Portugal has the euro (EUR, €) as its sole currency along with 23 other countries that use this common European money. These 23 countries are: Austria, Belgium, Cyprus, Estonia, Finland, France, Germany, Greece, Ireland, Italy, Luxembourg, Malta, the Netherlands, Portugal, Slovakia, Slovenia and Spain (official euro members which are all European Union member states) as well as Andorra, Kosovo, Monaco, Montenegro, San Marino and the Vatican which use it without having a say in eurozone affairs and without being European Union members. Together, these countries have a population of 327 million.
One euro is divided into 100 cents. While each official euro member (as well as Monaco, San Marino and Vatican) issues its own coins with a unique obverse, the reverse, as well as all bank notes, look the same throughout the eurozone. Every coin is legal tender in any of the eurozone countries.

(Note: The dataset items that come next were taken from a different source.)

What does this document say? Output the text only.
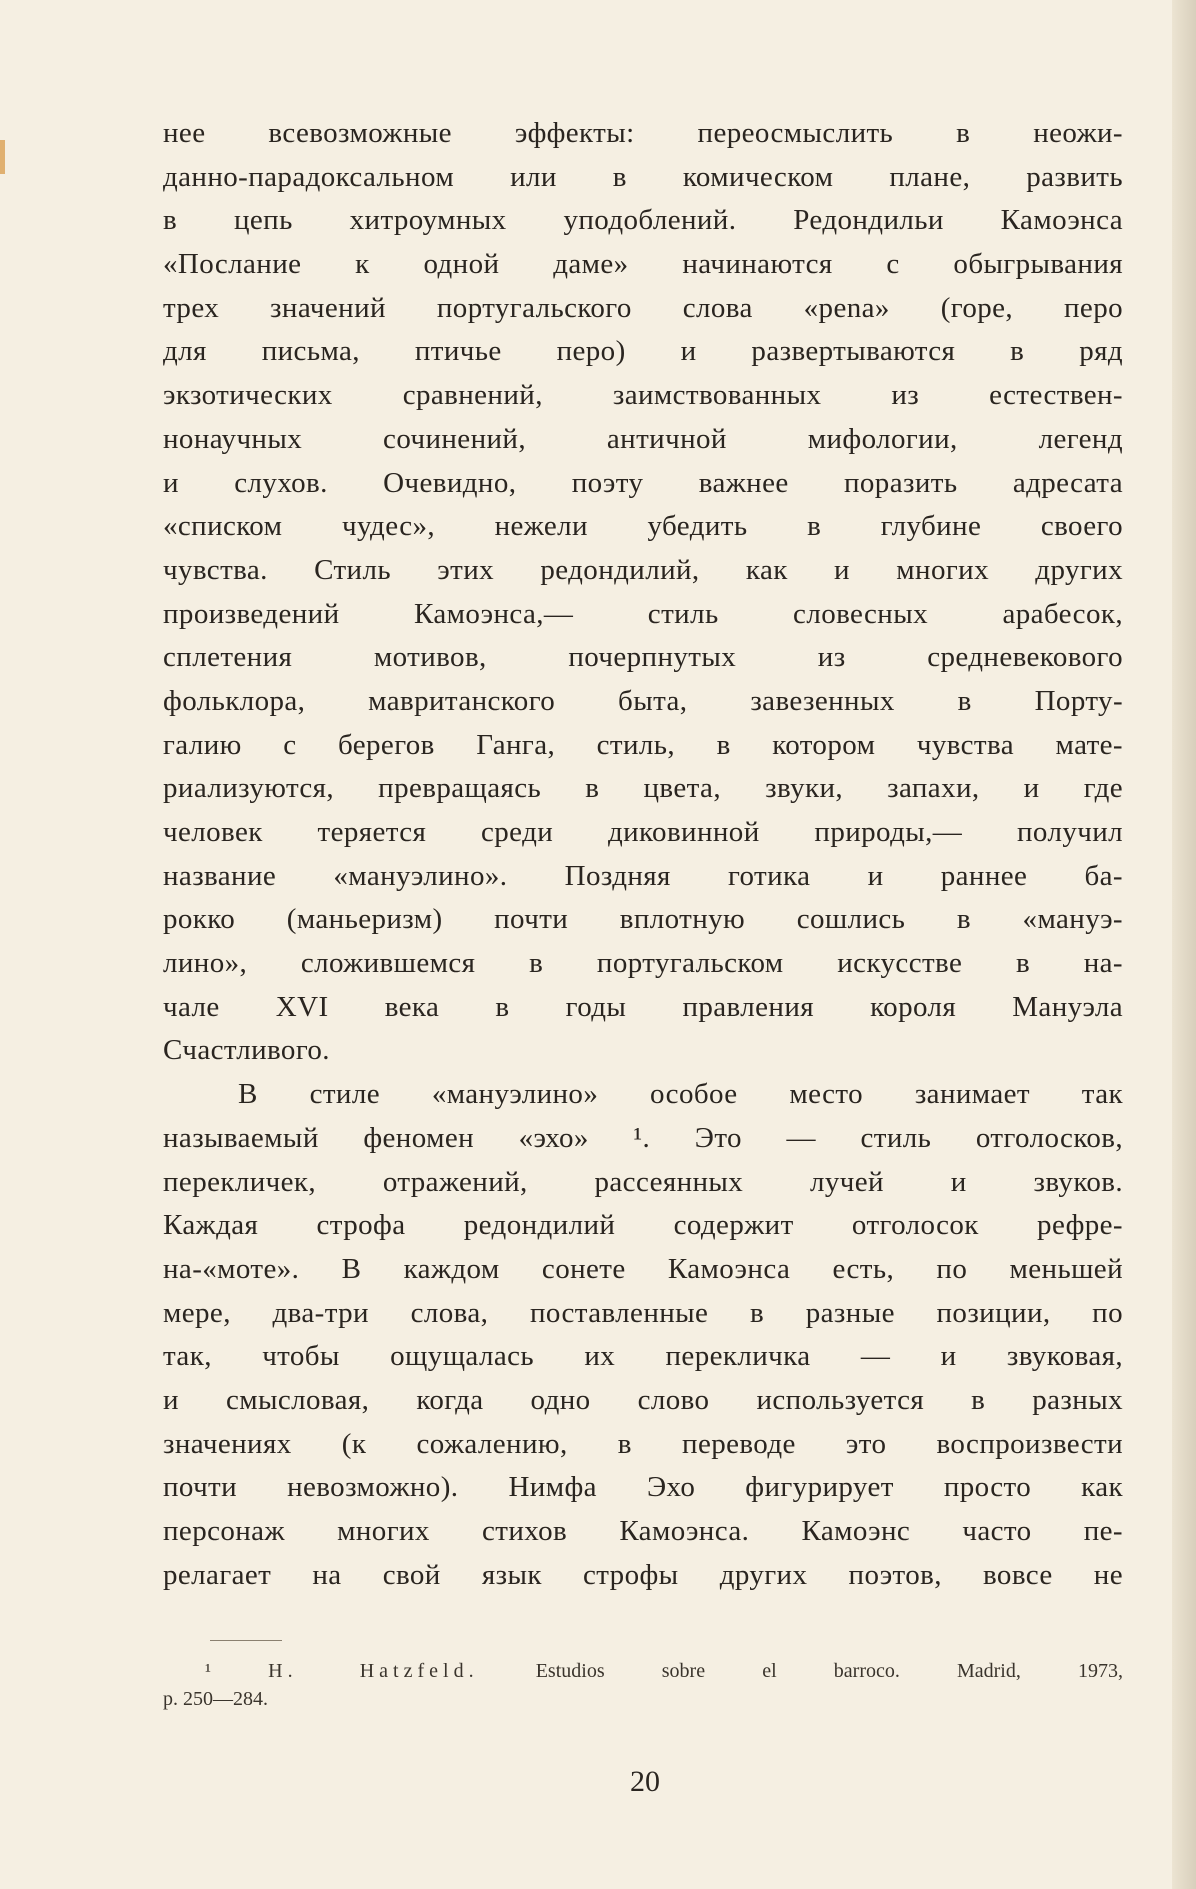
нее всевозможные эффекты: переосмыслить в неожи-
данно-парадоксальном или в комическом плане, развить
в цепь хитроумных уподоблений. Редондильи Камоэнса
«Послание к одной даме» начинаются с обыгрывания
трех значений португальского слова «pena» (горе, перо
для письма, птичье перо) и развертываются в ряд
экзотических сравнений, заимствованных из естествен-
нонаучных сочинений, античной мифологии, легенд
и слухов. Очевидно, поэту важнее поразить адресата
«списком чудес», нежели убедить в глубине своего
чувства. Стиль этих редондилий, как и многих других
произведений Камоэнса,— стиль словесных арабесок,
сплетения мотивов, почерпнутых из средневекового
фольклора, мавританского быта, завезенных в Порту-
галию с берегов Ганга, стиль, в котором чувства мате-
риализуются, превращаясь в цвета, звуки, запахи, и где
человек теряется среди диковинной природы,— получил
название «мануэлино». Поздняя готика и раннее ба-
рокко (маньеризм) почти вплотную сошлись в «мануэ-
лино», сложившемся в португальском искусстве в на-
чале XVI века в годы правления короля Мануэла
Счастливого.
В стиле «мануэлино» особое место занимает так
называемый феномен «эхо» ¹. Это — стиль отголосков,
перекличек, отражений, рассеянных лучей и звуков.
Каждая строфа редондилий содержит отголосок рефре-
на-«моте». В каждом сонете Камоэнса есть, по меньшей
мере, два-три слова, поставленные в разные позиции, по
так, чтобы ощущалась их перекличка — и звуковая,
и смысловая, когда одно слово используется в разных
значениях (к сожалению, в переводе это воспроизвести
почти невозможно). Нимфа Эхо фигурирует просто как
персонаж многих стихов Камоэнса. Камоэнс часто пе-
релагает на свой язык строфы других поэтов, вовсе не
¹	H. Hatzfeld.	Estudios sobre el barroco. Madrid, 1973,
p. 250—284.
20
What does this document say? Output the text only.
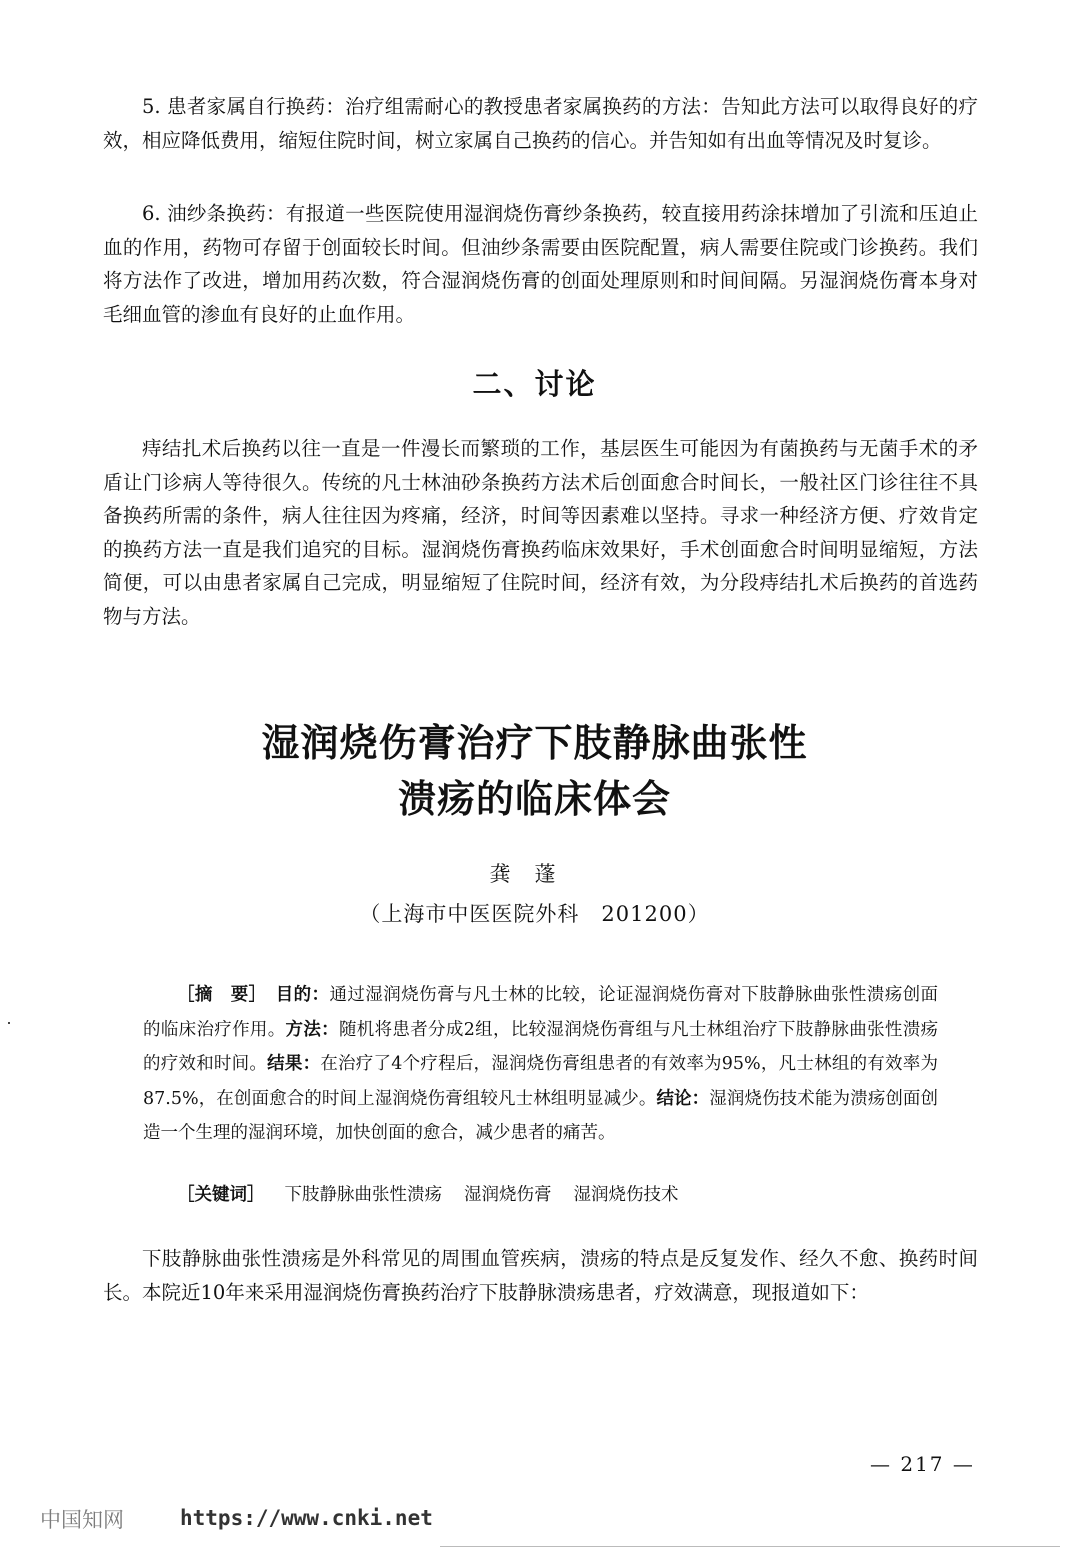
5. 患者家属自行换药：治疗组需耐心的教授患者家属换药的方法：告知此方法可以取得良好的疗效，相应降低费用，缩短住院时间，树立家属自己换药的信心。并告知如有出血等情况及时复诊。

6. 油纱条换药：有报道一些医院使用湿润烧伤膏纱条换药，较直接用药涂抹增加了引流和压迫止血的作用，药物可存留于创面较长时间。但油纱条需要由医院配置，病人需要住院或门诊换药。我们将方法作了改进，增加用药次数，符合湿润烧伤膏的创面处理原则和时间间隔。另湿润烧伤膏本身对毛细血管的渗血有良好的止血作用。

二、讨论

痔结扎术后换药以往一直是一件漫长而繁琐的工作，基层医生可能因为有菌换药与无菌手术的矛盾让门诊病人等待很久。传统的凡士林油砂条换药方法术后创面愈合时间长，一般社区门诊往往不具备换药所需的条件，病人往往因为疼痛，经济，时间等因素难以坚持。寻求一种经济方便、疗效肯定的换药方法一直是我们追究的目标。湿润烧伤膏换药临床效果好，手术创面愈合时间明显缩短，方法简便，可以由患者家属自己完成，明显缩短了住院时间，经济有效，为分段痔结扎术后换药的首选药物与方法。

湿润烧伤膏治疗下肢静脉曲张性
溃疡的临床体会
龚蓬
（上海市中医医院外科　201200）

［摘　要］　 目的：通过湿润烧伤膏与凡士林的比较，论证湿润烧伤膏对下肢静脉曲张性溃疡创面的临床治疗作用。方法：随机将患者分成2组，比较湿润烧伤膏组与凡士林组治疗下肢静脉曲张性溃疡的疗效和时间。结果：在治疗了4个疗程后，湿润烧伤膏组患者的有效率为95%，凡士林组的有效率为87.5%，在创面愈合的时间上湿润烧伤膏组较凡士林组明显减少。结论：湿润烧伤技术能为溃疡创面创造一个生理的湿润环境，加快创面的愈合，减少患者的痛苦。

［关键词］ 下肢静脉曲张性溃疡 湿润烧伤膏 湿润烧伤技术

下肢静脉曲张性溃疡是外科常见的周围血管疾病，溃疡的特点是反复发作、经久不愈、换药时间长。本院近10年来采用湿润烧伤膏换药治疗下肢静脉溃疡患者，疗效满意，现报道如下：

— 217 —
中国知网	https://www.cnki.net
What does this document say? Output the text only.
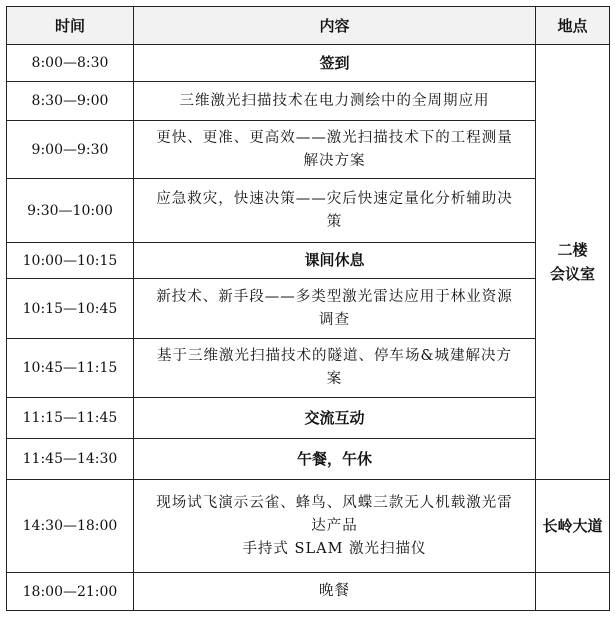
时间	内容	地点
8:00—8:30	签到	二楼
会议室

8:30—9:00	三维激光扫描技术在电力测绘中的全周期应用	

9:00—9:30	更快、更准、更高效——激光扫描技术下的工程测量
解决方案	

9:30—10:00	应急救灾，快速决策——灾后快速定量化分析辅助决
策	

10:00—10:15	课间休息	

10:15—10:45	新技术、新手段——多类型激光雷达应用于林业资源
调查	

10:45—11:15	基于三维激光扫描技术的隧道、停车场&城建解决方
案	

11:15—11:45	交流互动	

11:45—14:30	午餐，午休	

14:30—18:00	现场试飞演示云雀、蜂鸟、风蝶三款无人机载激光雷
达产品
手持式 SLAM 激光扫描仪	长岭大道
18:00—21:00	晚餐	
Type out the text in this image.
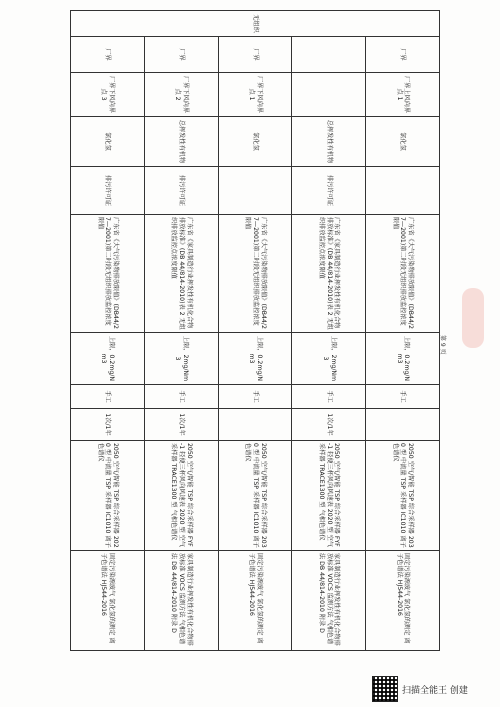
无组织	厂界	厂界上风向界点 1	氯化氢		广东省《大气污染物排放限值》(DB44/27—2001)第二时段无组织排放监控浓度限值	上限，0.2mg/Nm3	手工		2050 空气/智能 TSP 综合采样器 2030 型 中流量 TSP 采样器 IC1010 离子色谱仪	固定污染源废气 氯化氢的测定 离子色谱法 HJ544-2016
			总挥发性有机物	排污许可证	广东省《家具制造行业挥发性有机化合物排放标准》(DB 44/814-2010)表 2 无组织排放监控点浓度限值	上限，2mg/Nm3	手工	1次/1年	2050 空气/智能 TSP 综合采样器 FYF-1 轻便三杯风向风速表 2020 型 空气采样器 TRACE1300 型 气相色谱仪	家具制造行业挥发性有机化合物排放标准 VOCS 监测方法 气相色谱法 DB 44/814-2010 附录 D
	厂界	厂界下风向界点 1	氯化氢		广东省《大气污染物排放限值》(DB44/27—2001)第二时段无组织排放监控浓度限值	上限，0.2mg/Nm3	手工		2050 空气/智能 TSP 综合采样器 2030 型 中流量 TSP 采样器 IC1010 离子色谱仪	固定污染源废气 氯化氢的测定 离子色谱法 HJ544-2016
	厂界	厂界下风向界点 2	总挥发性有机物	排污许可证	广东省《家具制造行业挥发性有机化合物排放标准》(DB 44/814-2010)表 2 无组织排放监控点浓度限值	上限，2mg/Nm3	手工	1次/1年	2050 空气/智能 TSP 综合采样器 FYF-1 轻便三杯风向风速表 2020 型 空气采样器 TRACE1300 型 气相色谱仪	家具制造行业挥发性有机化合物排放标准 VOCS 监测方法 气相色谱法 DB 44/814-2010 附录 D
	厂界	厂界下风向界点 3	氯化氢	排污许可证	广东省《大气污染物排放限值》(DB44/27—2001)第二时段无组织排放监控浓度限值	上限，0.2mg/Nm3	手工	1次/1年	2050 空气/智能 TSP 综合采样器 2020 型 中流量 TSP 采样器 IC1010 离子色谱仪	固定污染源废气 氯化氢的测定 离子色谱法 HJ544-2016
第 9 页
扫描全能王 创建
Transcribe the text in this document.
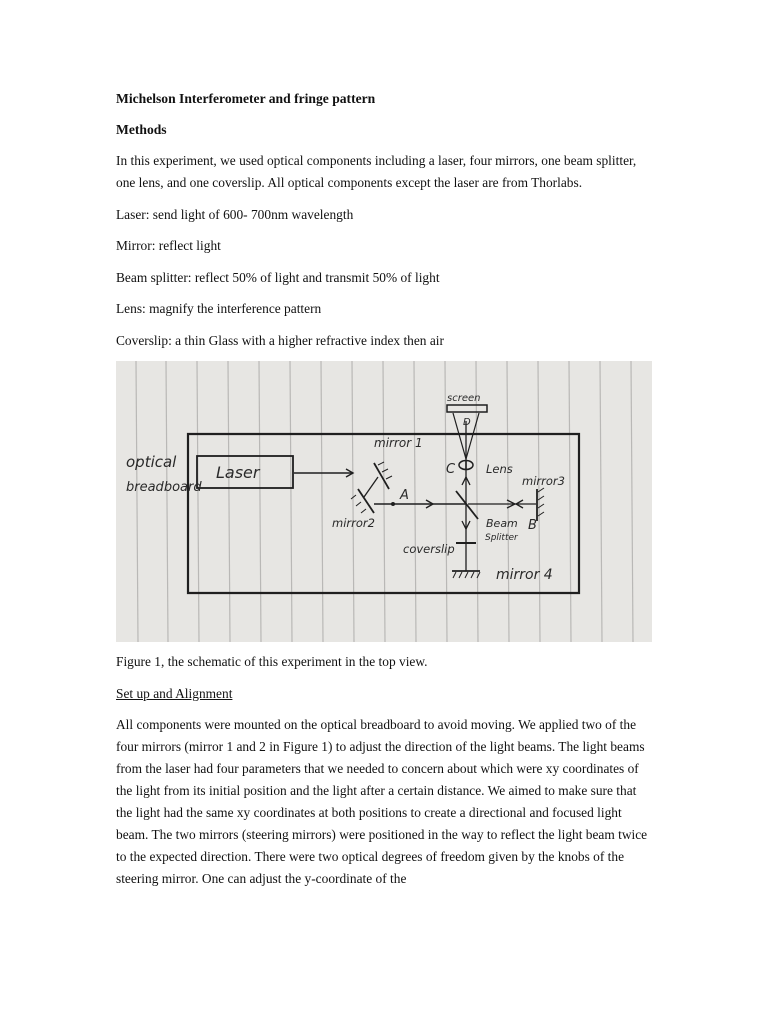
Michelson Interferometer and fringe pattern
Methods

In this experiment, we used optical components including a laser, four mirrors, one beam splitter, one lens, and one coverslip. All optical components except the laser are from Thorlabs.

Laser: send light of 600- 700nm wavelength

Mirror: reflect light

Beam splitter: reflect 50% of light and transmit 50% of light

Lens: magnify the interference pattern

Coverslip: a thin Glass with a higher refractive index then air

optical
breadboard
Laser
mirror 1
mirror2
A
screen
D
C	Lens
mirror3
Beam
Splitter
B
coverslip
mirror 4

Figure 1, the schematic of this experiment in the top view.

Set up and Alignment

All components were mounted on the optical breadboard to avoid moving. We applied two of the four mirrors (mirror 1 and 2 in Figure 1) to adjust the direction of the light beams. The light beams from the laser had four parameters that we needed to concern about which were xy coordinates of the light from its initial position and the light after a certain distance. We aimed to make sure that the light had the same xy coordinates at both positions to create a directional and focused light beam. The two mirrors (steering mirrors) were positioned in the way to reflect the light beam twice to the expected direction. There were two optical degrees of freedom given by the knobs of the steering mirror. One can adjust the y-coordinate of the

ATMs accepting international cards can be found everywhere, and currency conversion booths spring up wherever there is a steady flow of tourists (although the closer they are to tourist attractions, the worse the rates they offer).
To authorize your payment with a credit card, you are frequently presented a device with a keypad where you should type PIN code and also confirm amount--even for Visa Classic or MasterCard. This is different from many other countries in Europe where a card is taken , and tends to be safer as the card doesn't go out of your sight and there's therefore no chance that its magnetic strip will be copied and someone steal your money months later.
In smaller (non-high-street) shops you can try some haggling, especially if you offer to buy multiple items. You might want to check your change, though: although not a widespread practice, some shopkeepers might "accidentally" overcharge tourists.
Tipping in restaurants is optional. Waiters earn wages in Portugal and a 'tip' is considered a note of appreciation, not a means to make up for a tiny salary - if you are not too happy with the service, don't tip. Keep in mind that whilst tipping, most people in Portugal would just round up the total bill to the next euro. Even in expensive restaurants more than 2 to 3 euro would be hardly justified.
Tipping taxi drivers and daily tips for hotel staff are not customary in Portugal.
Designer clothes Although not widely known internationally, Portugal has several independent fashion designers. The list includes: Fátima Lopes, Maria Gambina. Some of them have dedicated shops in Lisbon. There is an amazing number of other things you can buy, either at sophisticated commercial facilities or at fairs and more popular places. Handicraft is a good example. Handmade leather purses or clothes, toys, home utensils, glass items, decoration, etc. You can find them at popular touristic places or at better prices in fairs and popular parties in small towns. Almost all major brands can be bought in major cities, all luxury articles are available, but there is not a clear advantage in buying them here as prices are equivalent to all other places.
Regional specials Dolls in Nazaré, also the Galo de Barcelos.
Cork products Being one of the top world exporters of cork, design products made using cork are becoming quite popular. Stores such as Cork and Company in Bairro Alto offer such products.